Kx for Sensors implements a number of estimation algorithms that permit the fair and manageable handling of missing data under the many real-world circumstances that can arise. These algorithms include estimation using a constant value; point-to-point linear interpolation; historical estimation and profile estimation using an expected pattern of sensor data. In addition, in certain situations, such as when quantities are out-of-tolerance, readings can be transitioned to an exception state whereby they require manual intervention to resolve.

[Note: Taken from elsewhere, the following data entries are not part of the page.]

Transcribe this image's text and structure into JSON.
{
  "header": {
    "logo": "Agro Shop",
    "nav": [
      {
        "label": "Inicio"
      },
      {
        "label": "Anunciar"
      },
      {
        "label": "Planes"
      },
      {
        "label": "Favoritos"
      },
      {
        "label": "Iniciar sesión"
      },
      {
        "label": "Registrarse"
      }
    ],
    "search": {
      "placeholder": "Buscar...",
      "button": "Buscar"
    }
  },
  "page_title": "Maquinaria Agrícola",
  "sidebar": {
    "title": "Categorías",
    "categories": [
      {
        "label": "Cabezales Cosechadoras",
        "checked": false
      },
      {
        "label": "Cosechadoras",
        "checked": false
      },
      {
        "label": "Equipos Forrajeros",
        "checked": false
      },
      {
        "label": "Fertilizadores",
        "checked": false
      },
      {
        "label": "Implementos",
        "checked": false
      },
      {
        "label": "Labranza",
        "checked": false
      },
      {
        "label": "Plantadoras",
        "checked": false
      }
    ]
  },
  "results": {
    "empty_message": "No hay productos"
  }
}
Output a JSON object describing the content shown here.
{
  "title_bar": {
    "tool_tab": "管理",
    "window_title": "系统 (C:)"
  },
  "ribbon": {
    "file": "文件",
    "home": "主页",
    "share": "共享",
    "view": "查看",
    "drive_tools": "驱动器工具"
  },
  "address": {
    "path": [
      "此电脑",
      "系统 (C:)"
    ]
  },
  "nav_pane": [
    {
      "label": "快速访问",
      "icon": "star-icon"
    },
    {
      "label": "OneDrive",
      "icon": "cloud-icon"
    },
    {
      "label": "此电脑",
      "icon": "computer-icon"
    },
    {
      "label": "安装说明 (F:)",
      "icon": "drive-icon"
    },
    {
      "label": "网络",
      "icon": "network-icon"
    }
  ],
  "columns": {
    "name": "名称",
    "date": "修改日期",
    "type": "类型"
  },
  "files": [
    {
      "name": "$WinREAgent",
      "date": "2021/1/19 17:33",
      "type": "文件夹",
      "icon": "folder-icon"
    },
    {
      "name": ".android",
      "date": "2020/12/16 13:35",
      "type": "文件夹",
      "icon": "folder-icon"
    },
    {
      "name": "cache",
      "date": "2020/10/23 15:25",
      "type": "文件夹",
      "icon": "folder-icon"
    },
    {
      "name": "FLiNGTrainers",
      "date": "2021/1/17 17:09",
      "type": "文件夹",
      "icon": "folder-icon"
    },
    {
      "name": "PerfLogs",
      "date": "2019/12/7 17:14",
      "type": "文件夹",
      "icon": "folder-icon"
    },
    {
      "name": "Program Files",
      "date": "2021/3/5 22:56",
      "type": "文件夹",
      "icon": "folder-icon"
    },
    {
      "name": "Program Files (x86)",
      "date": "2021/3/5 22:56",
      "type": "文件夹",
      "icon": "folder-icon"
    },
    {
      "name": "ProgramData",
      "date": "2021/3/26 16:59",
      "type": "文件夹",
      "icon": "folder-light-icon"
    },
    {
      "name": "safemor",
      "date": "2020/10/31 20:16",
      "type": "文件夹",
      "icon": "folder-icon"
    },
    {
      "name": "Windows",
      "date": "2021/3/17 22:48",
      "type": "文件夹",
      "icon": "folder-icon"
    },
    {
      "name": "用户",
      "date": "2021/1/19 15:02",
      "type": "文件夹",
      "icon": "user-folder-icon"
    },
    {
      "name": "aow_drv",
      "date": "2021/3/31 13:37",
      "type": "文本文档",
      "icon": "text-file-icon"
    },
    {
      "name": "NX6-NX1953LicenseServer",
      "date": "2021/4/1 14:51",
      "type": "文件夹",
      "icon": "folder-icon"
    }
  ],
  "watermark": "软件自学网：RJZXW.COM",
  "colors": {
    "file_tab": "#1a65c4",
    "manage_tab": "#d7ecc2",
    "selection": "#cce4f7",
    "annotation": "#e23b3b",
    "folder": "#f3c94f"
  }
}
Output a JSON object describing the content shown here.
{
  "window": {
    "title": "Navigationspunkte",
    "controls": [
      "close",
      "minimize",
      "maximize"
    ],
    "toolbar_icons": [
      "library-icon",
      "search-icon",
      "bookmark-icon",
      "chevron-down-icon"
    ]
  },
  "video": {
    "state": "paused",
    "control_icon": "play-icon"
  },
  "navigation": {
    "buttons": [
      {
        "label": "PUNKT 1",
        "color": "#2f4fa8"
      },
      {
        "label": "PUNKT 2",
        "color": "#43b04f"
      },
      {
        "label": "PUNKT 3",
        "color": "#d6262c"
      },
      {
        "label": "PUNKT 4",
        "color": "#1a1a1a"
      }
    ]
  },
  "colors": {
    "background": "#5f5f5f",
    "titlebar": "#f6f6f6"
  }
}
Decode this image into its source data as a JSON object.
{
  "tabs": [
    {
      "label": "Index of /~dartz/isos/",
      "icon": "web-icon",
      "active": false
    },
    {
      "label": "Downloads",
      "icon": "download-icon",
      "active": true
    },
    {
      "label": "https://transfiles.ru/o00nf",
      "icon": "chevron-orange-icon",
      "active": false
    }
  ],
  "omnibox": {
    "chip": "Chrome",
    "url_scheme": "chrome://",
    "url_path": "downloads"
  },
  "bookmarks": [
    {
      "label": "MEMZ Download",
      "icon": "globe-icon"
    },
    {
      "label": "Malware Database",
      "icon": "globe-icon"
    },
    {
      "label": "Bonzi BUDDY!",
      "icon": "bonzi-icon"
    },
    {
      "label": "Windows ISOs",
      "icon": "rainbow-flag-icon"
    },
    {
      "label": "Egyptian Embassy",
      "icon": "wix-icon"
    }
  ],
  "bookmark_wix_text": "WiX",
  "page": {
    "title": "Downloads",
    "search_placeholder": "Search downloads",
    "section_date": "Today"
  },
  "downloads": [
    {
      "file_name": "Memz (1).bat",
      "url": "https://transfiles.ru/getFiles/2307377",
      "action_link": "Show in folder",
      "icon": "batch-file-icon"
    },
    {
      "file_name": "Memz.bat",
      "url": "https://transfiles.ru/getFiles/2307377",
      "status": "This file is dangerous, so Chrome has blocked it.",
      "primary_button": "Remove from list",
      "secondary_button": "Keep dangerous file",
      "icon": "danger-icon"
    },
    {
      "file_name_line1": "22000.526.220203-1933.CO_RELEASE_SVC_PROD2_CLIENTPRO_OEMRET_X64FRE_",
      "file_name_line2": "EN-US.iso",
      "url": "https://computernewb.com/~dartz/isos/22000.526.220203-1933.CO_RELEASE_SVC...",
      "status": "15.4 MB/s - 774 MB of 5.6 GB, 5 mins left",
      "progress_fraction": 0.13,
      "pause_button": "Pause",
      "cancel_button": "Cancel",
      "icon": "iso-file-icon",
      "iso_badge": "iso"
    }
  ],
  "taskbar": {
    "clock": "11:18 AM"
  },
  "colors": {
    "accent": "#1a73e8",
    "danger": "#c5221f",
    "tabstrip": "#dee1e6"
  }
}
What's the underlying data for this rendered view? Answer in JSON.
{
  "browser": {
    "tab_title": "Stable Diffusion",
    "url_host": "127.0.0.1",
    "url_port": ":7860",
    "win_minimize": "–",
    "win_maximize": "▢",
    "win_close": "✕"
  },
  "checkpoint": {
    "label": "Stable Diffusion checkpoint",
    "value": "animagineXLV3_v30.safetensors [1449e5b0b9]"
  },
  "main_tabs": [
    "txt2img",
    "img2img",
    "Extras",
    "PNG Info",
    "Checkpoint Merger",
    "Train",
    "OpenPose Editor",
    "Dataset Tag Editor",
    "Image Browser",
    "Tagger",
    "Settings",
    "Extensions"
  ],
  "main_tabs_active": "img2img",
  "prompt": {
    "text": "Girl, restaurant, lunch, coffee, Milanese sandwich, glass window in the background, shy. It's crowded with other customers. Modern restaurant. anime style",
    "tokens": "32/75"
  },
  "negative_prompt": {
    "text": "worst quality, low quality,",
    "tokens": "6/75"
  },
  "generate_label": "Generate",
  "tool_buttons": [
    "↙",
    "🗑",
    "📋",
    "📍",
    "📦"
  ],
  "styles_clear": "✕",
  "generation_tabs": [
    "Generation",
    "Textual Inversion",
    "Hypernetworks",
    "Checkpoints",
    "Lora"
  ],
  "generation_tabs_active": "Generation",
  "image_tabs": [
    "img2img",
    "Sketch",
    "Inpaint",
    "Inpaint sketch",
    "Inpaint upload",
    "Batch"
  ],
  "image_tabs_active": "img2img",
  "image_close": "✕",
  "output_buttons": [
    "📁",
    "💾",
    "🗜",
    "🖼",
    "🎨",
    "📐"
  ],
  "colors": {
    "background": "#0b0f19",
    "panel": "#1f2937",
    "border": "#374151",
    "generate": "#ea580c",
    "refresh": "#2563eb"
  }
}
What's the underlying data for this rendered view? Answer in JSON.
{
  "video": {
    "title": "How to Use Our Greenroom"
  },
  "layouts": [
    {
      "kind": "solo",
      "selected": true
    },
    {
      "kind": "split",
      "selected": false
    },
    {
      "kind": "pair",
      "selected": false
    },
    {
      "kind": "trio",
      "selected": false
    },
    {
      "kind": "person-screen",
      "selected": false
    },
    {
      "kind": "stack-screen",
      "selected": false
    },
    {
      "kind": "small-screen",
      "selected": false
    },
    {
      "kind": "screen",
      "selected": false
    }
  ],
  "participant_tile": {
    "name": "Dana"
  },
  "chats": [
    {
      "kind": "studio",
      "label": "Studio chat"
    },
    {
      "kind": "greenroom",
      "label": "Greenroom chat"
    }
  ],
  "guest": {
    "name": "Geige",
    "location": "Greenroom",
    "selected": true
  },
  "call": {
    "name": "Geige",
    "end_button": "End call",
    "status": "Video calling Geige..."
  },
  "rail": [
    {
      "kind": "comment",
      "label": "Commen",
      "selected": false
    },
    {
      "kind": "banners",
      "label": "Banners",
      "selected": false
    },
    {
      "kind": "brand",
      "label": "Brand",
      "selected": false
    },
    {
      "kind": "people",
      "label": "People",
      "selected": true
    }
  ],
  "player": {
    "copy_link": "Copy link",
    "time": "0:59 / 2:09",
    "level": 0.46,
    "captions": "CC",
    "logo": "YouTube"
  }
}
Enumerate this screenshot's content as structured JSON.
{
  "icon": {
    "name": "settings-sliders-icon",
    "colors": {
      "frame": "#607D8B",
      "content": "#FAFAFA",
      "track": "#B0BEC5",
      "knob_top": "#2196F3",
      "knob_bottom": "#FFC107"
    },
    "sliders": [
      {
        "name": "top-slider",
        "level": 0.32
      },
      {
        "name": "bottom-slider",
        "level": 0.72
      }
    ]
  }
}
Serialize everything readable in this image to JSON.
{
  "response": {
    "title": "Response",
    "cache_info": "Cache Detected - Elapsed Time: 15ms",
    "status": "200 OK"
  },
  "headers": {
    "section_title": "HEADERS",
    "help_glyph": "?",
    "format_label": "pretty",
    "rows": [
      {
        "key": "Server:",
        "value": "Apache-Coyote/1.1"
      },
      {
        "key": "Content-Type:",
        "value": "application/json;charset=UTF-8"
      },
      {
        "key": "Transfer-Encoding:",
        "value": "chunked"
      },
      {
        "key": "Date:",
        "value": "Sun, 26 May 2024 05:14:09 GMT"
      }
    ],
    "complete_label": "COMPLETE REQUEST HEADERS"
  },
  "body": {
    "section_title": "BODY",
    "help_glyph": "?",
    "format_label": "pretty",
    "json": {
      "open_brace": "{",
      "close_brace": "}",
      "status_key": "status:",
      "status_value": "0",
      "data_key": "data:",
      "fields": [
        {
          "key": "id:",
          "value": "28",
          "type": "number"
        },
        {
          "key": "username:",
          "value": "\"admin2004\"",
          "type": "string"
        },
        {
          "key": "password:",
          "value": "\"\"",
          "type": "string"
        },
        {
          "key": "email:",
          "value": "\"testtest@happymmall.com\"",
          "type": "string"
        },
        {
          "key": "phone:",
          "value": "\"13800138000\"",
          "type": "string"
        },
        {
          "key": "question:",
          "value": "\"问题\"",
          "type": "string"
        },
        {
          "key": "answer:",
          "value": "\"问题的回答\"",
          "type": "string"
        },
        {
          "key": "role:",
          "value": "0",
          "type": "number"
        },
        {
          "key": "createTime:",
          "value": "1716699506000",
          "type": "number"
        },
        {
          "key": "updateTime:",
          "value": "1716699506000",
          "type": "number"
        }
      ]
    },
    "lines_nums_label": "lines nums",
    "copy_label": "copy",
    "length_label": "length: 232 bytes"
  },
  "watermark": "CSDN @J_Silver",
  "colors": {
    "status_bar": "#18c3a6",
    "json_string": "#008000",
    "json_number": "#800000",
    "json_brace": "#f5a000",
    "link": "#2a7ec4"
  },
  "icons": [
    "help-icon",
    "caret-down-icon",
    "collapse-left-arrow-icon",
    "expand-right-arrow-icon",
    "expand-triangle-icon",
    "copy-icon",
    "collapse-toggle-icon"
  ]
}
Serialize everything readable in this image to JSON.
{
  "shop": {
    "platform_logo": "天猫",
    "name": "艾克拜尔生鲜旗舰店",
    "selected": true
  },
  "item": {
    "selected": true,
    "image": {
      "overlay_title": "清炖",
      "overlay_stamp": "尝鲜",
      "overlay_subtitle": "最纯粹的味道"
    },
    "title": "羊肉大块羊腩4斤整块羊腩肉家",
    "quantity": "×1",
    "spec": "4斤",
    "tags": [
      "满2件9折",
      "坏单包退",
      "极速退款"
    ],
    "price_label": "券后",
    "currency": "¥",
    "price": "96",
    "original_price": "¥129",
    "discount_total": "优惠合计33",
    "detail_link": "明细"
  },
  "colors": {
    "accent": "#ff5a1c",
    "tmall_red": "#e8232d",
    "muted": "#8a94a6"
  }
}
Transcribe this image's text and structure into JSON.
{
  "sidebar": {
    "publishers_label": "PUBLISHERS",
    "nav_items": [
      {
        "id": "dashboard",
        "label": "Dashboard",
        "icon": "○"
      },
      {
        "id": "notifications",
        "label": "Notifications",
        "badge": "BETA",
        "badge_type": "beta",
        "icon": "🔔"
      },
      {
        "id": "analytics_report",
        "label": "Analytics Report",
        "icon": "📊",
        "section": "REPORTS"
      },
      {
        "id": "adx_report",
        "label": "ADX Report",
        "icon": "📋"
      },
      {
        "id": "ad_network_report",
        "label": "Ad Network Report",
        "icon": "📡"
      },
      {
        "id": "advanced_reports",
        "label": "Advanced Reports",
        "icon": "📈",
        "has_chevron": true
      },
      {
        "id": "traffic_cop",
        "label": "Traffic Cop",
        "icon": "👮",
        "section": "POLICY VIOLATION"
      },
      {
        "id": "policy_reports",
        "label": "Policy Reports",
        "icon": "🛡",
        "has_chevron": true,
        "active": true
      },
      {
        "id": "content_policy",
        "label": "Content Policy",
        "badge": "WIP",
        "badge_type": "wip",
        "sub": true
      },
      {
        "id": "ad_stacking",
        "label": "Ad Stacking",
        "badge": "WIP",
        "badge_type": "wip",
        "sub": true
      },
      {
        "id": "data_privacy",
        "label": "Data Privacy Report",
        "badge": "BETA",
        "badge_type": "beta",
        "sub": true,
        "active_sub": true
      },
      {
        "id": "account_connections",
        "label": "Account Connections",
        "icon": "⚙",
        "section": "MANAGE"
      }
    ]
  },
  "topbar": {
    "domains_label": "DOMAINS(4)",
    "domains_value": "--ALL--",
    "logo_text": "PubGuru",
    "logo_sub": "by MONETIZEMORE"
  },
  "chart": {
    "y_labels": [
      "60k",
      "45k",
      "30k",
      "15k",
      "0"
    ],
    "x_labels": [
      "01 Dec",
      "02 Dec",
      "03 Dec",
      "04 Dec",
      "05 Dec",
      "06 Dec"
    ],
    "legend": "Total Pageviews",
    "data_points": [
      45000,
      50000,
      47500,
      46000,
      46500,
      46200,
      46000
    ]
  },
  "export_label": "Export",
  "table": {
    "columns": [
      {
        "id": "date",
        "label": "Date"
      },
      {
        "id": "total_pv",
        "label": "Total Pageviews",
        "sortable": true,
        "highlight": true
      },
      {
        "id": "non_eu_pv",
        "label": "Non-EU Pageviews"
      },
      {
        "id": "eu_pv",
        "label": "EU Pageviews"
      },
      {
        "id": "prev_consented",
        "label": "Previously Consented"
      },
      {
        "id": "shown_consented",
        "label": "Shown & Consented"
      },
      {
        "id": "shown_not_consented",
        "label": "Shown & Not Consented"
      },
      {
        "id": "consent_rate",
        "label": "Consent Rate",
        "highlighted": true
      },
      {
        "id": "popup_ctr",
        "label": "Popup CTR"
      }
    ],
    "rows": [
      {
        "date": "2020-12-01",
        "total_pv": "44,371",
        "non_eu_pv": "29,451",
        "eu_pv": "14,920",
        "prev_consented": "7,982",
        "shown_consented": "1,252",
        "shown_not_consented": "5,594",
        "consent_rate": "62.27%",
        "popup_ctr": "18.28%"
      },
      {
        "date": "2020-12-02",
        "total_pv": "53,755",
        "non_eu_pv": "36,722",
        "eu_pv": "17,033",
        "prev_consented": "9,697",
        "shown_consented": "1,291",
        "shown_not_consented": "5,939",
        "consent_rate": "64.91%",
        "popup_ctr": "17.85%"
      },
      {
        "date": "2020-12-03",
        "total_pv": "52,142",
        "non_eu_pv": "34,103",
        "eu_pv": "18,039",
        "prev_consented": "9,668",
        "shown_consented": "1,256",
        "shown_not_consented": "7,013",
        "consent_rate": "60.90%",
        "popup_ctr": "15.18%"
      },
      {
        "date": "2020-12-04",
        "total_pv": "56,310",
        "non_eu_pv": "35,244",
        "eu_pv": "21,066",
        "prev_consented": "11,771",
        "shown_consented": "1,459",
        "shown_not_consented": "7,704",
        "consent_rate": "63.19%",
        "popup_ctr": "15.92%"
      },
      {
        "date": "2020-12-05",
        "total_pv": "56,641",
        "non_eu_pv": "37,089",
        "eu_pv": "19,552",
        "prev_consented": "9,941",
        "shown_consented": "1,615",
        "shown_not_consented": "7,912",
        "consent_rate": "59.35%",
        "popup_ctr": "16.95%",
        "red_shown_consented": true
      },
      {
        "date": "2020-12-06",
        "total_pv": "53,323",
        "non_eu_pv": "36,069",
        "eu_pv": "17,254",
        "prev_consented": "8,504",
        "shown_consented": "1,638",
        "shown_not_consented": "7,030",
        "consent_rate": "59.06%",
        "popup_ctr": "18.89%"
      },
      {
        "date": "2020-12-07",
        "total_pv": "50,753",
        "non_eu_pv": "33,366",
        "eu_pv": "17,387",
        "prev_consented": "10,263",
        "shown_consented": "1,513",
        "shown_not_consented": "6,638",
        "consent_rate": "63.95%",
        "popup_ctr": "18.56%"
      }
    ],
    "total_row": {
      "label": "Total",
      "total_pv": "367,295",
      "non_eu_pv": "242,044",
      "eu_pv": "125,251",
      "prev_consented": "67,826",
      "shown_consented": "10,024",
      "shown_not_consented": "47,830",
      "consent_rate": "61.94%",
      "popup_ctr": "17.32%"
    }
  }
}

For example, we illustrate estimation using the linear estimation algorithm. During validation, when a reading gap is detected it is labeled between readings Ip and Iq for time intervals tg1 and tg2. The linear estimation algorithm essentially draws a straight line between Ip and Iq and calculates g1 and g2 to fit on that line (e.g. if Ip = 5 and Iq = 8 then g1 and g2 would be calculated as 6 and 7)
VEE presents a model for best practice checks and corrections of data that can be implemented for all IoT applications. From utilities to Industry 4.0, the problem of building and implementing Industrial IoT systems in an era of massive amounts of sensor data starts first with validating, estimation and editing the data. Anomalies need to be flagged, errors need to be fixed, and all changes need to be fully traceable.
New tools are needed for this new era of digital information overload, like Kx for Sensors. Its rich real-time analytics presents a significant opportunity for optimizing business operations, customer engagement, and offering new services and products. In addition to data analysis and management, it has been proven to provide measurably faster and more efficient results for fault detection, settlement and reconciliation, data marts and surveillance and monitoring of data.
Przemek Tomczak is Senior Vice-President of Internet of Things and Utilities at Kx. For over twenty-five years, Kx has been providing the world’s fastest database technology and business intelligence solutions for high velocity and large data sets. Previously, Przemek held senior roles at the Independent Electricity System Operator in Ontario, Canada, and top-tier consulting firms and systems integrators. Przemek also has a CPA, CISA and has a background in business, technology, and risk management. He has extensive experience in implementing and auditing controls for data quality and data processing.